Fluid therapy is an art in the treatment of critically ill patients. To facilitate treatment and improve patient outcomes, every effort has been made to enhance the technology used for measuring relevant physiological parameters. These parameters allow us to better understand the underlying mechanisms of certain disorders. For instance, in septic shock, hemodynamic monitoring will typically present a low systemic vascular resistance and high or normal-high cardiac output. Intuitively, an understanding of pathophysiological mechanisms will eventually translate into improvements in clinical outcomes. Pulmonary artery catheters (PACs) have been widely used for several decades only because they allow clinicians to get more information regarding hemodynamic status, but without clinical evidence of improved outcomes. In response to this lack of evidence, several randomized controlled trials have been conducted to test the usefulness of PACs in improving clinical outcomes[
31‐
33]. Unfortunately, all these trials consistently show that PACs do no better than controls regarding patient outcomes, but they increase medical costs significantly.

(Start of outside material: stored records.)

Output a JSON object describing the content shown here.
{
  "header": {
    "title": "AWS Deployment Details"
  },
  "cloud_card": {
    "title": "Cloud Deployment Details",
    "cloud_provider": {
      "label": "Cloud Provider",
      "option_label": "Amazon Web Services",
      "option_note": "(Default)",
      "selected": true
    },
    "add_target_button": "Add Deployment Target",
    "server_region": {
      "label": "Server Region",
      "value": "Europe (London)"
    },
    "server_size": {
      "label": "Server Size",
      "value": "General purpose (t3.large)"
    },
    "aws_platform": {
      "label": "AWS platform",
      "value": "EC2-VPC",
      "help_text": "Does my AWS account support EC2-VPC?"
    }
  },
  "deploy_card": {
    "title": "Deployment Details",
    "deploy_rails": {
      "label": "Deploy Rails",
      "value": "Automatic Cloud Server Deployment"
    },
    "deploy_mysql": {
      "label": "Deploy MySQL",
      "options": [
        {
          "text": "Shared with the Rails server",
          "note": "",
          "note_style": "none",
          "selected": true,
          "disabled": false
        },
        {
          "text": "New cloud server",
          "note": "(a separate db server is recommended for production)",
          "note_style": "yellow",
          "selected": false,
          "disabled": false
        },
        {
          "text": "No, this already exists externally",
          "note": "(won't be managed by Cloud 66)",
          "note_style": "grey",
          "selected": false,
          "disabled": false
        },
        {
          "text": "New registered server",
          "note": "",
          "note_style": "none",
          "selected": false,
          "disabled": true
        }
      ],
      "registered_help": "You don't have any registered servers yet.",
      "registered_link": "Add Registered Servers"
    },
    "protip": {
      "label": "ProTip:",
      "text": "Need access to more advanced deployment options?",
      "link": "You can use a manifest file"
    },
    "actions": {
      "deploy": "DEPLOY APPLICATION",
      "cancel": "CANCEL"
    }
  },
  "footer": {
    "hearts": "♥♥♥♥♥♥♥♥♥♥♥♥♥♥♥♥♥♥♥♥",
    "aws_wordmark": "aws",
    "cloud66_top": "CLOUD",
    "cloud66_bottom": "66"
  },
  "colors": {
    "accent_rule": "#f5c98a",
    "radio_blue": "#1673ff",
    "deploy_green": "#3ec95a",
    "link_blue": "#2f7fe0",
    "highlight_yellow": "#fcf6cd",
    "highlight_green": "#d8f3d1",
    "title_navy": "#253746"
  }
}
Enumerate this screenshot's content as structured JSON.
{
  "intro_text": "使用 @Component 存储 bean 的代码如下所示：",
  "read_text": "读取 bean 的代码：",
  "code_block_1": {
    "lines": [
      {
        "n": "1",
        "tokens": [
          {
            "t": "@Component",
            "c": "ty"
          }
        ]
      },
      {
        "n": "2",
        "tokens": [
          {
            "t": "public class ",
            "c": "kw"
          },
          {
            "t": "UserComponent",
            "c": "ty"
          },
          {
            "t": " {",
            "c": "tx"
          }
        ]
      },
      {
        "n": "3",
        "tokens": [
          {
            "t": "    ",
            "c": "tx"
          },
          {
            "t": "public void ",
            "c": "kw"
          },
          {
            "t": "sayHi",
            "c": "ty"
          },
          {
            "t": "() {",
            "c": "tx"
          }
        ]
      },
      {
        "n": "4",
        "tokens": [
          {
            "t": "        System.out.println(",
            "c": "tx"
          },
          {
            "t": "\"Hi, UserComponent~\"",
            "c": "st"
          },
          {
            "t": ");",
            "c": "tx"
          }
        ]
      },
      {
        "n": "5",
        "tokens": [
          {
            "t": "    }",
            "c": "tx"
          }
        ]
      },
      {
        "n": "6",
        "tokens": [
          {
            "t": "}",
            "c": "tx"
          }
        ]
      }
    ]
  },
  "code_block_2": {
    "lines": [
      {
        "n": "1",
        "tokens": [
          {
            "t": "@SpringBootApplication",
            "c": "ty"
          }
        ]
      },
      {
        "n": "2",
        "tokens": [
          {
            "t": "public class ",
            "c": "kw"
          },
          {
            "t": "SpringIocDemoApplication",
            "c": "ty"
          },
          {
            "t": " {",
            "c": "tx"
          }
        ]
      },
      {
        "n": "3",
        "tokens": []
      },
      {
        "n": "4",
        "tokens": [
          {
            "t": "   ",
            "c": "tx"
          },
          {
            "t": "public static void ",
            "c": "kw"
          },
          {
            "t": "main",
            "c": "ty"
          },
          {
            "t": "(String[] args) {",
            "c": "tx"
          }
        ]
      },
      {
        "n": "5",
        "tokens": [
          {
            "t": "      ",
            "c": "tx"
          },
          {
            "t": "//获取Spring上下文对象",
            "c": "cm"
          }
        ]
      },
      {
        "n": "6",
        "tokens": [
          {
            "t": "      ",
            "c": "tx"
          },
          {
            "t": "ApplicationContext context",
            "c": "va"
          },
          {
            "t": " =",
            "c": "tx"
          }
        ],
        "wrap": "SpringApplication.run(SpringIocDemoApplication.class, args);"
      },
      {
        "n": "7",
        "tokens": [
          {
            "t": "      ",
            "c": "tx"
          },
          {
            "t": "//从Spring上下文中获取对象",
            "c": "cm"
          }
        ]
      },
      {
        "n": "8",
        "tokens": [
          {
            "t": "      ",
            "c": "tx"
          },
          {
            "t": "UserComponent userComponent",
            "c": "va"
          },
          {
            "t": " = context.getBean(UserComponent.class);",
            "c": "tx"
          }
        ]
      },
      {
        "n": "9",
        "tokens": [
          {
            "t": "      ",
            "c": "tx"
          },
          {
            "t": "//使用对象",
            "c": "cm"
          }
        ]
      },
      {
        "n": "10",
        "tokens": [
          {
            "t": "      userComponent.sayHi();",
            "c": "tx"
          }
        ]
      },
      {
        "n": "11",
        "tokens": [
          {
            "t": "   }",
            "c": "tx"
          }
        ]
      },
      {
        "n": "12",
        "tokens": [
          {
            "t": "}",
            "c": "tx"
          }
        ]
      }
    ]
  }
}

These disappointing results have tempered the enthusiasm for PACs, and a survey showed that the use of PACs decreased by 65% during recent decades[
34‐
36].
However, the failure of PACs in improving clinical outcomes does not mean that the measurement of hemodynamic parameters is useless. On the contrary, it reflects the limited understanding of the complex hemodynamic characteristics in critically ill patients. With the declining use of PACs, there is an increasing number of alternatives for hemodynamic monitoring. The PiCCO system is one such alternative, which integrates a wide series of both static and dynamic hemodynamic parameters through a combination of TPTD and pulse contour analysis. The PiCCO system has several advantages over a PAC. First, PiCCO is less invasive than a PAC, so that the severe complications attributable to PACs, such as a pulmonary embolism, pulmonary artery rupture and arrhythmia, are less likely to occur[
37]. Furthermore, the arterial canalization required for PiCCO is safe and no significant adverse events for the usually used femoral site have been demonstrated[
38,
39]. Second, the PiCCO system has the unique ability to measure global end diastolic volume (GEDV) and EVLW. Multiple studies have demonstrated the superiority of GEDV over filling pressures (for example the central venous pressure and pulmonary artery wedge pressure) in estimating cardiac preload[
40‐
42]. EVLWI is a quantitative assessment of pulmonary edema, which has been shown to be associated with clinical outcomes, and EVLW-directed fluid therapy may be potentially useful in improving patient clinical outcomes, such as the duration of mechanical ventilation, length of stay in ICU and mortality[
43‐
45]. Third, PiCCO allows continuous measurement of cardiac output, which is potentially useful given the rapidly changing hemodynamic conditions in critically ill patients. Fourth, the PiCCO system is an ‘all inclusive’ hemodynamic monitor, which integrates an array of parameters. Adjusting fluid parameters by considering all aspects of cardiac performance may confer better clinical outcomes than using a single hemodynamic parameter[
4]. However, compared with a PAC, the PiCCO device cannot monitor pulmonary artery (PA) pressure, pulmonary artery occlusion pressure (PAOP) and mixed venous oxygen saturation. Filling pressures, as previously mentioned, are not an accurate parameter of cardiac preload. Thus, PAOP measurements are not mandatory and can be replaced by GEDV to estimate cardiac preload. Furthermore, although not numerically exchangeable, mixed venous oxygen saturation can be approximated by central venous oxygenation saturation[
46‐
48]. Therefore, based on current knowledge, the PiCCO system appears to be superior to the PAC in hemodynamic monitoring of critically ill patients.
The current study aims to investigate the usefulness of the PiCCO system in improving outcomes for patient with ARDS and septic shock. We believe that this randomized controlled trial will provide new evidence for fluid management in critical care settings.